NEW YORK -

Ally Financial chief executive officer Michael Carpenter likes the position the company currently has in terms of where its business development originates. Rather than strictly being a captive servant to an automaker, Carpenter prefers the current situation where Ally can provide a wide array of services directly to dealers, including consumer financing, inventory floor plans and other F&I tools.

Carpenter explained how Ally forged its way into this position this week during the Morgan Stanley Financials Conference in New York.

“We are not a bank that approaches this business with one or two commodity lines, which is mostly what you see out there,” Carpenter said. “While we have the benefit of having captive roots, and we describe ourselves as being in and of the industry, we have fundamentally repositioned the company since its days as a captive. We are no longer reliant on a manufacturer to give us business. We go out in the marketplace every day and earn our business both from OEMs and from the more than 16,000 dealers that we do business with.

“We would describe our business model as uniquely relationship oriented and dealer centric. Many of these relationships span generations,” he continued. “In fact, our average dealer relationship is 15 years. Our business model is centered around providing a premium level of service and innovation in the market as well as the fact that we have every product across the spectrum that meets the needs of dealers and their customers. We’re not just focused on one or two products. We are focused on being embedded in every way the dealers run their business. We want to be their principle and most important financial services provider.”

Carpenter continued his presentation by highlighting several achievements that reinforced Ally’s business plan. He mentioned more than 5,200 dealers use four or more of Ally’s products, which beyond consumer financing of new and used vehicles and commercial loans, also includes the wholesale resources available at SmartAuction, insurance products and service contracts as well as vehicle leasing.

The Ally boss called it the “all-in relationship” dealers are choosing to have with the company.

“Unlike some of our competitors that are high-tech and no-touch, we are high-tech and high-touch, meaning we also have 2,400 folks whose job it is day in and day out to be on the phone and in the dealerships making sure that Ally is doing whatever we can to help the dealer be successful and sell more vehicles,” Carpenter said.

“We can dial up the use of technology where we think it makes sense, but we believe fundamentally that this is a relationship business, and having boots on the ground and someone you trust, particularly as an individual entrepreneur that can help you make a deal, is fundamental to the success of our business,” he went on to say.

Beyond providing those products to move metal, Carpenter pointed out Ally Dealer Rewards Program reinforces the breadth and depth of those “all-in relationships.” If a dealer enjoys success using Ally products, the company cuts the dealer principal a check as an add-on bonus.

“That is very meaningful to the dealer principal,” Carpenter said.
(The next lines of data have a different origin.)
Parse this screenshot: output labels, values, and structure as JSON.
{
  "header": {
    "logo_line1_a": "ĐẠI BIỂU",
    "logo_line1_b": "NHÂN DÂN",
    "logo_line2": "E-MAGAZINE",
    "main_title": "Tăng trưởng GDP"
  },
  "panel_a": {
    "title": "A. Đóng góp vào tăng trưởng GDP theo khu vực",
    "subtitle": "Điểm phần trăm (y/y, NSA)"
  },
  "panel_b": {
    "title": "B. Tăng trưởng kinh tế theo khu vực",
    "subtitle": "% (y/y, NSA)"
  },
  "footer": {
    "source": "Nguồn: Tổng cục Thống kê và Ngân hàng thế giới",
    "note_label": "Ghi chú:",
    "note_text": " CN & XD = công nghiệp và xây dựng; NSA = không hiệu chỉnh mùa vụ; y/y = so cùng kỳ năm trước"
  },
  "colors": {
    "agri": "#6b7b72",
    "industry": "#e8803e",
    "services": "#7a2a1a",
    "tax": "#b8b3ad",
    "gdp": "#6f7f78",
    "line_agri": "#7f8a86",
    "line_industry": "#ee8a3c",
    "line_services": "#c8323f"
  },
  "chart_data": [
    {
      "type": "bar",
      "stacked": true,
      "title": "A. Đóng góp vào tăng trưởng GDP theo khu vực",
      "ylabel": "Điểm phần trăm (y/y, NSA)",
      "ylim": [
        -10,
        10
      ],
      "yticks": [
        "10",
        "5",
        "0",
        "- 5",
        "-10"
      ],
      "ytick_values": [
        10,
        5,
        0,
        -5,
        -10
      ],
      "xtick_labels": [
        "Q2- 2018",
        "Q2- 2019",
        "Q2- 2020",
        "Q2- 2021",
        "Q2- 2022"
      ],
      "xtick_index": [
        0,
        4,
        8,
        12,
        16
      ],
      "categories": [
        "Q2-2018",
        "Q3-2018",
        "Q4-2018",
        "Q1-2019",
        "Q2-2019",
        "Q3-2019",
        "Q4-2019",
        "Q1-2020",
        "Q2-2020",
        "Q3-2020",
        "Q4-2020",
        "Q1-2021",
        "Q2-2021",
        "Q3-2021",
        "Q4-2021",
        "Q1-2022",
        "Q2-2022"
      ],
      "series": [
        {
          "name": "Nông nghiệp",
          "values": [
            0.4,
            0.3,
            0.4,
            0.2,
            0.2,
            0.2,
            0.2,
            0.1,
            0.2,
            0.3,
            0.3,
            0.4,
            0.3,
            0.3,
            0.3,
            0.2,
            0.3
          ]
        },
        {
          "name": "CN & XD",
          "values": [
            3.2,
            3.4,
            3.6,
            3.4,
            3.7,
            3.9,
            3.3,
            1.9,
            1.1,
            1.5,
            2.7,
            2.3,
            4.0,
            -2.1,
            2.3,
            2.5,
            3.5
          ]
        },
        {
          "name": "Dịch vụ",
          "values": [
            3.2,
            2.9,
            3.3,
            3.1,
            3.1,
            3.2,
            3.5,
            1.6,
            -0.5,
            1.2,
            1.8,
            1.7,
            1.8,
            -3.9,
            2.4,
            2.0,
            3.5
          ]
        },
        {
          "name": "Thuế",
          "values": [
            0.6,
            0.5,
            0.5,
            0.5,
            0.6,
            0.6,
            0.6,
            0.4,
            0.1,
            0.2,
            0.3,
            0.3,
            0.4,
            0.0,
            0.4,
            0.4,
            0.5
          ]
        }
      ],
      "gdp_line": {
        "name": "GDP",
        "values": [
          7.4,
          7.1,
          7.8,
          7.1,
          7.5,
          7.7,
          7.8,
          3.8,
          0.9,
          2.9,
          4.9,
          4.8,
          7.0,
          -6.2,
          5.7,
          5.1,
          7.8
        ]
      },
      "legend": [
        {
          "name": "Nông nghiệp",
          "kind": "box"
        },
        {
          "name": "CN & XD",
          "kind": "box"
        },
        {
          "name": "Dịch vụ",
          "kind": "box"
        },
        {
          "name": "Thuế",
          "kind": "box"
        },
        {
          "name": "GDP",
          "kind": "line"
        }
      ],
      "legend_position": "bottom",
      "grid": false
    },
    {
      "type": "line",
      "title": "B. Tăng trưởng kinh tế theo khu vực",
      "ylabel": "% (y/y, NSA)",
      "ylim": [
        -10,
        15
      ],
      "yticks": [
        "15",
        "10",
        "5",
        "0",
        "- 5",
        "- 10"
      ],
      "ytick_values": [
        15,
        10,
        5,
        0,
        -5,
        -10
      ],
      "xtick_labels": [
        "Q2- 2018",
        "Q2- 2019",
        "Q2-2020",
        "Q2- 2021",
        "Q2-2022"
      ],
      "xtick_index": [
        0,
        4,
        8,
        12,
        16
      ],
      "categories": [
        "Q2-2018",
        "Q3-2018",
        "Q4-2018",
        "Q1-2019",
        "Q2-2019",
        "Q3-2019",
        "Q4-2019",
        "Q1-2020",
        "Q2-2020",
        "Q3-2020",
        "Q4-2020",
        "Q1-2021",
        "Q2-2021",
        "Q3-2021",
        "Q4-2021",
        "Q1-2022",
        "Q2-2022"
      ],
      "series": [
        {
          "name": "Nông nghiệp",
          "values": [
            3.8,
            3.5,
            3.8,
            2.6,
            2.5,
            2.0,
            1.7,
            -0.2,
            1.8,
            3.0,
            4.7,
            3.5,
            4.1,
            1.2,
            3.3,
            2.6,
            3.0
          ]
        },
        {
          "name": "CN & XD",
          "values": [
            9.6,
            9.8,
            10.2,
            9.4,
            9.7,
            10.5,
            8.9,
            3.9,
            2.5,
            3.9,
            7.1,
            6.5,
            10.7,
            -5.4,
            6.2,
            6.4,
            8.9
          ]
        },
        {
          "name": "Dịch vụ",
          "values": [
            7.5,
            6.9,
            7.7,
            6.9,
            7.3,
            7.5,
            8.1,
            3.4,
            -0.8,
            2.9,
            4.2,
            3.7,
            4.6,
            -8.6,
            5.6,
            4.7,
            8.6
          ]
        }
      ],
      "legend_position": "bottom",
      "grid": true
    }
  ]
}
Later in his presentation, Carpenter noted another area where he insisted Ally is different from other commercial banks or captive finance companies — the growth in used-vehicle financing originations.

Experian Automotive reported that Ally stood at No. 2 with a market share level at 3.92 percent. Carpenter also highlighted that Ally’s originations from dealers not connected with either General Motors or Chrysler has grown from 9 percent in 2011 to 19 percent in the first quarter of this year.

“As a captive, you don’t care so much about used vehicles. You’re concerned about moving metal for the manufacturer,” Carpenter said. “But as an independent company, we recognized that the used business is bigger than the new-vehicle business. In five years, we’ve gone from nowhere to being the No. 2 player in the business. This is a better business from a risk-reward point of view. This is a business where our knowledge in the used-car market at SmartAuction really plays into our strengths.”

Carpenter wrapped up the portion of his presentation that focused on the auto finance portion of Ally’s business with one more closing thought about how the company emphasizes its connection to dealers.

“We try to provide the dealer with every product that is critical to them to run their business and helps them sell more vehicles and helps them make more money,” Carpenter said. “We are very-well positioned for the future in auto finance.”